The eventual result of this was that stockmarkets in England and later America became proportionately much larger than those on the Continent. With the exception of Japan – a decidedly odd exception – stockmarkets remain mainly an English-speaking phenomenon. They are still comparatively small in European and Asian countries (China is another exception, but most of the companies are majority government owned.)

When it comes to encouraging innovation, stockmarkets are clearly superior. The investor takes all the risk; there is not the constant requirement to meet the interest costs on a loan or bonds. That gives the innovator more time and freedom.
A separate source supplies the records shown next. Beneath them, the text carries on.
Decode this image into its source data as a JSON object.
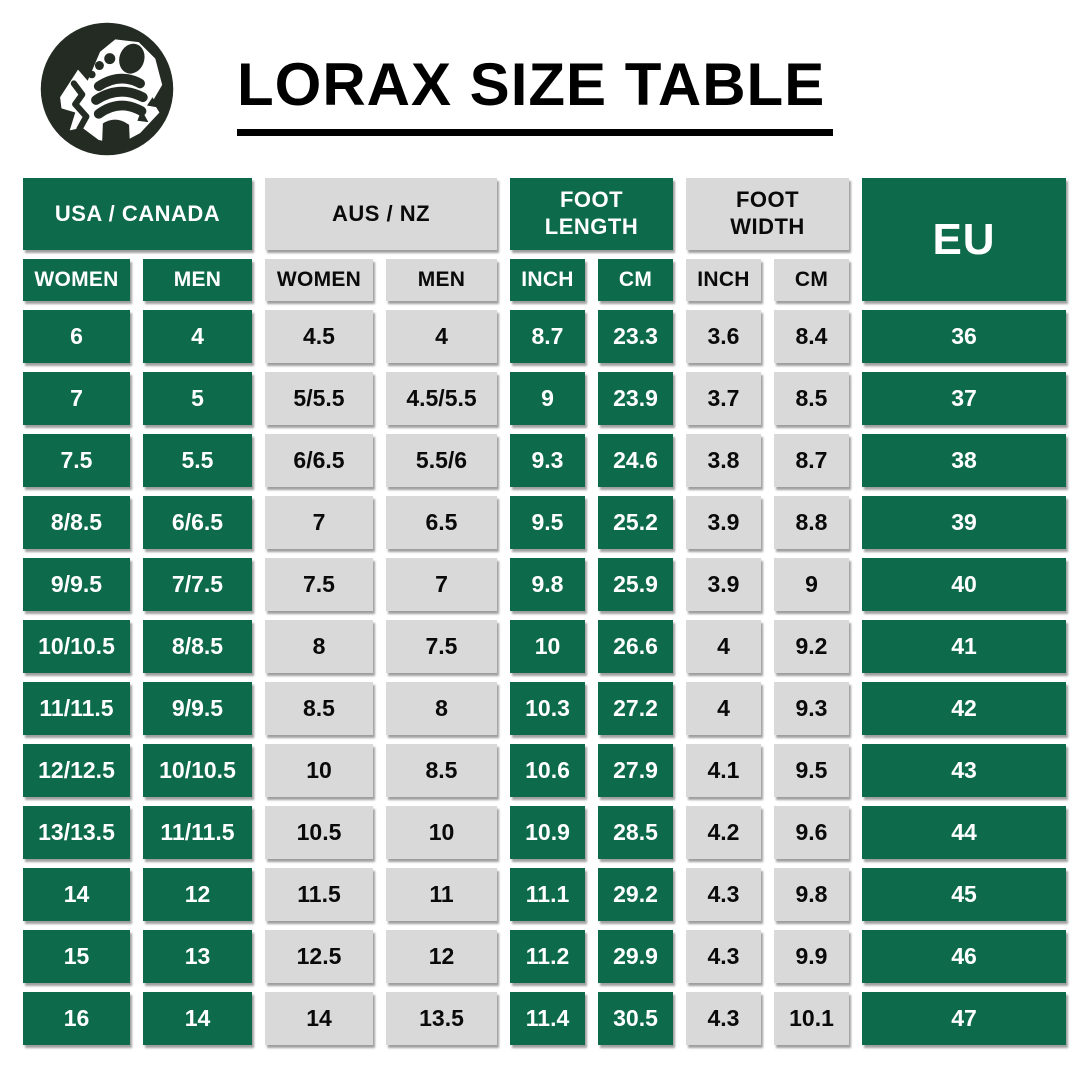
{
  "header": {
    "title": "LORAX SIZE TABLE",
    "logo_icon": "footprint-mountain-icon"
  },
  "colors": {
    "green": "#0D6A4A",
    "light_gray": "#D9D9D9",
    "logo_dark": "#232B23",
    "title_text": "#000000",
    "text_on_green": "#FFFFFF",
    "text_on_gray": "#0A0A0A"
  },
  "table": {
    "groups": [
      {
        "label": "USA / CANADA",
        "style": "green"
      },
      {
        "label": "AUS / NZ",
        "style": "gray"
      },
      {
        "label": "FOOT LENGTH",
        "style": "green"
      },
      {
        "label": "FOOT WIDTH",
        "style": "gray"
      },
      {
        "label": "EU",
        "style": "green"
      }
    ],
    "subheaders": [
      {
        "label": "WOMEN",
        "style": "green"
      },
      {
        "label": "MEN",
        "style": "green"
      },
      {
        "label": "WOMEN",
        "style": "gray"
      },
      {
        "label": "MEN",
        "style": "gray"
      },
      {
        "label": "INCH",
        "style": "green"
      },
      {
        "label": "CM",
        "style": "green"
      },
      {
        "label": "INCH",
        "style": "gray"
      },
      {
        "label": "CM",
        "style": "gray"
      }
    ],
    "column_styles": [
      "green",
      "green",
      "gray",
      "gray",
      "green",
      "green",
      "gray",
      "gray",
      "green"
    ],
    "rows": [
      [
        "6",
        "4",
        "4.5",
        "4",
        "8.7",
        "23.3",
        "3.6",
        "8.4",
        "36"
      ],
      [
        "7",
        "5",
        "5/5.5",
        "4.5/5.5",
        "9",
        "23.9",
        "3.7",
        "8.5",
        "37"
      ],
      [
        "7.5",
        "5.5",
        "6/6.5",
        "5.5/6",
        "9.3",
        "24.6",
        "3.8",
        "8.7",
        "38"
      ],
      [
        "8/8.5",
        "6/6.5",
        "7",
        "6.5",
        "9.5",
        "25.2",
        "3.9",
        "8.8",
        "39"
      ],
      [
        "9/9.5",
        "7/7.5",
        "7.5",
        "7",
        "9.8",
        "25.9",
        "3.9",
        "9",
        "40"
      ],
      [
        "10/10.5",
        "8/8.5",
        "8",
        "7.5",
        "10",
        "26.6",
        "4",
        "9.2",
        "41"
      ],
      [
        "11/11.5",
        "9/9.5",
        "8.5",
        "8",
        "10.3",
        "27.2",
        "4",
        "9.3",
        "42"
      ],
      [
        "12/12.5",
        "10/10.5",
        "10",
        "8.5",
        "10.6",
        "27.9",
        "4.1",
        "9.5",
        "43"
      ],
      [
        "13/13.5",
        "11/11.5",
        "10.5",
        "10",
        "10.9",
        "28.5",
        "4.2",
        "9.6",
        "44"
      ],
      [
        "14",
        "12",
        "11.5",
        "11",
        "11.1",
        "29.2",
        "4.3",
        "9.8",
        "45"
      ],
      [
        "15",
        "13",
        "12.5",
        "12",
        "11.2",
        "29.9",
        "4.3",
        "9.9",
        "46"
      ],
      [
        "16",
        "14",
        "14",
        "13.5",
        "11.4",
        "30.5",
        "4.3",
        "10.1",
        "47"
      ]
    ]
  }
}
The superior financial results that accrue when this happens have been evident for about a century. It is one reason why the American economy grew so dominant.
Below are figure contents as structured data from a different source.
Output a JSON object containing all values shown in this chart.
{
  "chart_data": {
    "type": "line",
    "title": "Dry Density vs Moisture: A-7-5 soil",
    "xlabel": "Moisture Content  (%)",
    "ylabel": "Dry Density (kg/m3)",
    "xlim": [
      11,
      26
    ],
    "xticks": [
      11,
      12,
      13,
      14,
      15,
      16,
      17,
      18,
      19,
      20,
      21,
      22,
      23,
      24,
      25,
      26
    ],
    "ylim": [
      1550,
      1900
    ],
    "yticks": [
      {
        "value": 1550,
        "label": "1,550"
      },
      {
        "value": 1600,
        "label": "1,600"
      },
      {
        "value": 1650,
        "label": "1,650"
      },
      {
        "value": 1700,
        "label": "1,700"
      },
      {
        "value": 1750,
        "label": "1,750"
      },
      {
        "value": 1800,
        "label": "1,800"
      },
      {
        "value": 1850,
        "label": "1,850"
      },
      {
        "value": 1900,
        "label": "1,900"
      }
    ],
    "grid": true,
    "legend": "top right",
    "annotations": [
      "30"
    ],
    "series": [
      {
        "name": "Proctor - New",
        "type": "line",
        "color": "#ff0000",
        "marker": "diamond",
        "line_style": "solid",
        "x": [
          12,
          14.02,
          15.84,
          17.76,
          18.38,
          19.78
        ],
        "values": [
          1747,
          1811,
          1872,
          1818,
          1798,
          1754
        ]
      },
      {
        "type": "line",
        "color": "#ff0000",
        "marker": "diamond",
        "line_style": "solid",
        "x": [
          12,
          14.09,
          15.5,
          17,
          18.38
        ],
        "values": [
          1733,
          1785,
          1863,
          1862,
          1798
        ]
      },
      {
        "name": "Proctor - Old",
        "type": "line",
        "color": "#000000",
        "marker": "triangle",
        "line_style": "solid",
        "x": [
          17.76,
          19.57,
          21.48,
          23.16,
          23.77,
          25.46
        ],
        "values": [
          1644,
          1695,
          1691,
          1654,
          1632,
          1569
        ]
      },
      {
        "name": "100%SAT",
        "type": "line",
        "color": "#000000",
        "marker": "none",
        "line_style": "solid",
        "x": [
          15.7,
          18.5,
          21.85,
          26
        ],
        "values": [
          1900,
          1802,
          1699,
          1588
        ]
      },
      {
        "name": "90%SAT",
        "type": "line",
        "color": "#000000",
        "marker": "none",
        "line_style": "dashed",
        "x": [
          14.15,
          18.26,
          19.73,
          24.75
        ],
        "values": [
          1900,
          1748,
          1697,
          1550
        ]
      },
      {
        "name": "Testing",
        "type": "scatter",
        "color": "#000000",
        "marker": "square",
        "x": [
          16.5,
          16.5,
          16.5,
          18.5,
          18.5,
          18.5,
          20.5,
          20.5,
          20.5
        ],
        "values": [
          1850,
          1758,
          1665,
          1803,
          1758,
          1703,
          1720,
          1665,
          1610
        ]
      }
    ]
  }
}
Phelps seems intent on proving himself to be a Renaissance Man, an economic humanist. He weaves such diverse thinkers as Aristotle, Montaigne, Nietzsche, Rawls, Shake­speare, Cellini, Ibsen, Cervantes, Keats, William James and Bergson into an entirely unconvincing narrative.
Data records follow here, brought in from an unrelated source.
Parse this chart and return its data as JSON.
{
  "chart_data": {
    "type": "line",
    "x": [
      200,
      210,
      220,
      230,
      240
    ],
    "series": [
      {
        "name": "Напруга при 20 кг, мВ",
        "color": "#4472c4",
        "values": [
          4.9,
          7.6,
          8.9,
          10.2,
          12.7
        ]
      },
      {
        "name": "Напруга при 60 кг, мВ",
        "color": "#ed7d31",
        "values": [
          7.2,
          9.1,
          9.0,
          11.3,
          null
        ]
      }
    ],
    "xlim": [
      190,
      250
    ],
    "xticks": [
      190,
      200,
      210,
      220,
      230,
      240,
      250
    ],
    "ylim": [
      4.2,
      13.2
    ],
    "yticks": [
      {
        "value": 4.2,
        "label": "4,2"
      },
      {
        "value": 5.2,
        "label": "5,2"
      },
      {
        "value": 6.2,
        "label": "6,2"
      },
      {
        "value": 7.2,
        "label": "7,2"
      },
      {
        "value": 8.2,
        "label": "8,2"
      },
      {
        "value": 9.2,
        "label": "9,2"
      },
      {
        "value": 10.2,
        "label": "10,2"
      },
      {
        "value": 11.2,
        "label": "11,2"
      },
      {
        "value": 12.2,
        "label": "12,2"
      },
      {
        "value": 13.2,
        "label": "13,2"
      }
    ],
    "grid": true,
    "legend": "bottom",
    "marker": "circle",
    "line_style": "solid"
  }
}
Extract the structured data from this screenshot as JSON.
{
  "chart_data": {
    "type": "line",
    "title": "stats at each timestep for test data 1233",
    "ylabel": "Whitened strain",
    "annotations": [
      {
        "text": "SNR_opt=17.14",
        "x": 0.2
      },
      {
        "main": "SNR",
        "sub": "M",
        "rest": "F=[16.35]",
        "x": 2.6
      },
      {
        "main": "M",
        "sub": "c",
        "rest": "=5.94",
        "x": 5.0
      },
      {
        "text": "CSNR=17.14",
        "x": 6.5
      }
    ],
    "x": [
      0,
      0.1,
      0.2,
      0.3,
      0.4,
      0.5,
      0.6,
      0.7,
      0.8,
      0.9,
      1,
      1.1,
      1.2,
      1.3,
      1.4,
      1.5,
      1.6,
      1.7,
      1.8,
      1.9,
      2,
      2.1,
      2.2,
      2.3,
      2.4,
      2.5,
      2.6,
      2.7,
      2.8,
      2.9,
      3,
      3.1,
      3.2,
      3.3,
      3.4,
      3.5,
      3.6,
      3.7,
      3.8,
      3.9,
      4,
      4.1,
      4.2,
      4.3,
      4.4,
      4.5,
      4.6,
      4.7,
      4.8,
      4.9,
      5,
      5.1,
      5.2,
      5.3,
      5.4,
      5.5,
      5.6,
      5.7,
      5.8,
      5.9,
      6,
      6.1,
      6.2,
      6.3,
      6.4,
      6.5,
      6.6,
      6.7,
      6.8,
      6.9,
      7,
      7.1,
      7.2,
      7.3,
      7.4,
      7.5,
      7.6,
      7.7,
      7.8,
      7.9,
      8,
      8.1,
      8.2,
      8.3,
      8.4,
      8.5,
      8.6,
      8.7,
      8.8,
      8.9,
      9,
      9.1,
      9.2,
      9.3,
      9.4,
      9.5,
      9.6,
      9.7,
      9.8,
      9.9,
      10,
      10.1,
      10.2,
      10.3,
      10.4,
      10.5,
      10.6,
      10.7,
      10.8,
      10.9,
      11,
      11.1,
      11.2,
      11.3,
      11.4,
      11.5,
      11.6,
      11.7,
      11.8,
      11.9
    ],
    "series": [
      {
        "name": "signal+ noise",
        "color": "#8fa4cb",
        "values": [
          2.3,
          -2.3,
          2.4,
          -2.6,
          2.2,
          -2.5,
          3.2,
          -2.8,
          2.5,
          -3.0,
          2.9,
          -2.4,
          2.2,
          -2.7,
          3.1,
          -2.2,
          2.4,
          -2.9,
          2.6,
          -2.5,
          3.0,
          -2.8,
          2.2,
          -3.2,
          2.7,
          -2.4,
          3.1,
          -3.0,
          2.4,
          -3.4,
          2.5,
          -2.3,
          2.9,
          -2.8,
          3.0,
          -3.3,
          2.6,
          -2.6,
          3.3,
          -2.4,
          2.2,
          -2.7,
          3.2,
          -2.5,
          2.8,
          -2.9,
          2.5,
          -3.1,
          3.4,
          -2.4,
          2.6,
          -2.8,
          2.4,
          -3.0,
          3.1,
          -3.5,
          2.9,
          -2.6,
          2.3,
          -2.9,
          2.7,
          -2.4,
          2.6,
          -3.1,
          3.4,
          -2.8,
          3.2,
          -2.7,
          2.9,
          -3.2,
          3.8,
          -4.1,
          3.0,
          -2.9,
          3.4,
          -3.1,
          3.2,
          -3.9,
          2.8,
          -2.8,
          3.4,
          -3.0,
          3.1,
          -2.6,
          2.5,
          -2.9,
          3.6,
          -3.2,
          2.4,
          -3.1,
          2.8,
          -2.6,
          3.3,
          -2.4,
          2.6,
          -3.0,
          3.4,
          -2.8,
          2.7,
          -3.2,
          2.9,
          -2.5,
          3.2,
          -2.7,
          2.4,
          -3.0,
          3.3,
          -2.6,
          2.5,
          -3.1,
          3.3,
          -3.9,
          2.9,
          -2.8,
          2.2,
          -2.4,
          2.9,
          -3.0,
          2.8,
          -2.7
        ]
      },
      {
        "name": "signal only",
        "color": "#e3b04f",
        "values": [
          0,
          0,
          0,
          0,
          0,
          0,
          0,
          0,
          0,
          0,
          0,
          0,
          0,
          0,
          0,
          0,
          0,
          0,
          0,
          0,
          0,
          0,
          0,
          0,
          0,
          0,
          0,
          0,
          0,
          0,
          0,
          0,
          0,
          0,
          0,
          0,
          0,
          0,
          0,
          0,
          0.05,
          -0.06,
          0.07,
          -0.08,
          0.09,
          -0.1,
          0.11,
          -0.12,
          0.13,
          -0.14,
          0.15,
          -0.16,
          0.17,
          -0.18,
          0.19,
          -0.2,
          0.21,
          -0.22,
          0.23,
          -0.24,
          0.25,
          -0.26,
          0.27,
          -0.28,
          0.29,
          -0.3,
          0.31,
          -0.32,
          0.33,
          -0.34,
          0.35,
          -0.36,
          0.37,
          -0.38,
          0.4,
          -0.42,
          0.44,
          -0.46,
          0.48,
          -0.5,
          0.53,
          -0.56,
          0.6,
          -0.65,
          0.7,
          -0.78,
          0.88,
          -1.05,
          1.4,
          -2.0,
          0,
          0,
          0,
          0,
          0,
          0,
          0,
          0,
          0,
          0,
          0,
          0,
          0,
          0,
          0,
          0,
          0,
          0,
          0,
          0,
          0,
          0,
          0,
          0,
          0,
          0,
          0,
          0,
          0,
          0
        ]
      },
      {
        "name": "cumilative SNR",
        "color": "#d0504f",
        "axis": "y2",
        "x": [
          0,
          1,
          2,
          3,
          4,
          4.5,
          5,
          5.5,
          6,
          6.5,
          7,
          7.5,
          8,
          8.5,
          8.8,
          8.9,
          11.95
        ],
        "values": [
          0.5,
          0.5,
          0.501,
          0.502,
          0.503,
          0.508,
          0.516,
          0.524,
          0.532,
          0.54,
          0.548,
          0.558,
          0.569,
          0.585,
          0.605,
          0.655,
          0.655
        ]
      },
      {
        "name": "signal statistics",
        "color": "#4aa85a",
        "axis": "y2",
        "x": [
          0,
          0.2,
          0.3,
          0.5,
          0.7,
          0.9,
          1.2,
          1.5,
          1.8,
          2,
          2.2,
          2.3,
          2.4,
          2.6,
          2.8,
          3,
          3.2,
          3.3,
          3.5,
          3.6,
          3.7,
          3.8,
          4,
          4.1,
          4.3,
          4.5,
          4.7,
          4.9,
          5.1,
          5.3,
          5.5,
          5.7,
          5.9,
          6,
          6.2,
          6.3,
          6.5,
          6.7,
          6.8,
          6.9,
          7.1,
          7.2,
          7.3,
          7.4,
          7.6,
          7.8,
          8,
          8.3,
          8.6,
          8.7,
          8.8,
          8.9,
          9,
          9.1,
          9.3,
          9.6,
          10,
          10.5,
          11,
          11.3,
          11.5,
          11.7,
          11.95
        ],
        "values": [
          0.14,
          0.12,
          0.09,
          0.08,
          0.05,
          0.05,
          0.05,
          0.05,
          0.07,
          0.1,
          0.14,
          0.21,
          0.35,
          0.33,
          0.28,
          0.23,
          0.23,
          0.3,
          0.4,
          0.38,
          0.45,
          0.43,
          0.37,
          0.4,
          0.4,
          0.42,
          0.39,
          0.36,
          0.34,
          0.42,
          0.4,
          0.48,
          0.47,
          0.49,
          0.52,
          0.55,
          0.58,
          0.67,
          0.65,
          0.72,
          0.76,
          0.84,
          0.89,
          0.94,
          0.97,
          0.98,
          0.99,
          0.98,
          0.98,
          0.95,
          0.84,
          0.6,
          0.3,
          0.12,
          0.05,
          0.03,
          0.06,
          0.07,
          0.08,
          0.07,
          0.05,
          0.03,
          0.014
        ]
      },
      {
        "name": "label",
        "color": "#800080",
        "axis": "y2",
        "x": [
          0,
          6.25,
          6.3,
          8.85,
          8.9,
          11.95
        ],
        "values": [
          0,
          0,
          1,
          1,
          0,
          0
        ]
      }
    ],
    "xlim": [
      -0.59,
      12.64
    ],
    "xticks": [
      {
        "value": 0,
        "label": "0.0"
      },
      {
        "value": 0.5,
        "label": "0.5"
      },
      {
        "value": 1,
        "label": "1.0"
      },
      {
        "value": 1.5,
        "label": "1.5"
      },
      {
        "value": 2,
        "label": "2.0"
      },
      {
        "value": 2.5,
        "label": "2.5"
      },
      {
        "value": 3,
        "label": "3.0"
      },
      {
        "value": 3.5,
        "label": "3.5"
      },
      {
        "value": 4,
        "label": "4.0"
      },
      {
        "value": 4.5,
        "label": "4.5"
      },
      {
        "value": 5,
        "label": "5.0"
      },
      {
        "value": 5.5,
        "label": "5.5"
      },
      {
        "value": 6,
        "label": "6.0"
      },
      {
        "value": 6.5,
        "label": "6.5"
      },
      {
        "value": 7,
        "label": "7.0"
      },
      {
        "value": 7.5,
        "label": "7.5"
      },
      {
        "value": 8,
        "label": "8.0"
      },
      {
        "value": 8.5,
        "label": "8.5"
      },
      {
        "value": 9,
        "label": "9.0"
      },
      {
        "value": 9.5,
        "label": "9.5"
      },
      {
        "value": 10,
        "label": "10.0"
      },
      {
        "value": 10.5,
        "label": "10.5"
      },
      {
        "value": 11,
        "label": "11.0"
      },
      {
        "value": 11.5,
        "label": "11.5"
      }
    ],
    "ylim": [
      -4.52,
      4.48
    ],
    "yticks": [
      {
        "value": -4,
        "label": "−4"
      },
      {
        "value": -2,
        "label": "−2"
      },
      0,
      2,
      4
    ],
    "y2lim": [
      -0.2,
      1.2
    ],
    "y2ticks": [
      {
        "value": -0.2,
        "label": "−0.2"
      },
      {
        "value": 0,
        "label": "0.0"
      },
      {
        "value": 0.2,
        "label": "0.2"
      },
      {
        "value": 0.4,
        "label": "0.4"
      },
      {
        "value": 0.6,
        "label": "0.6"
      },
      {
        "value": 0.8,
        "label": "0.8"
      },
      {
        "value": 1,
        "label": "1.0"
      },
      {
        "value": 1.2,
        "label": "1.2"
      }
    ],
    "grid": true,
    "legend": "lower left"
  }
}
Don Quixote, for example, is “overcoming the barren economy of the Spanish desert” and Hamlet, it is implied, exhibits the individualism that is required for innovation.

At least he does not exhibit the extraordinary ignorance of the economics fraternity of other schools of thought, especially philosophy, so one should not complain. But I will anyway. It is a fine thing that Phelps has read these things (assuming he has) but he should not be parading it. Nor should he be trying to integrate it into an intellectual framework that is as superficial as it is wrong. Fortunately, his critique of economists such as Hayek and Schumpeter is more insightful.

Phelps has asked many right questions in this book, and has set out to answer them in the right way. What is it in human individuals and societies that lead to economic flourishing? What can we learn from the past about what works best in sparking effective innovation?

Most importantly, he uses the methods of the humanities rather than the sciences. He asks what was new when there were big advances, not what is always the same. It is a pity that more economists do not do that, rather than pursuing their quasi-scientific idiocies.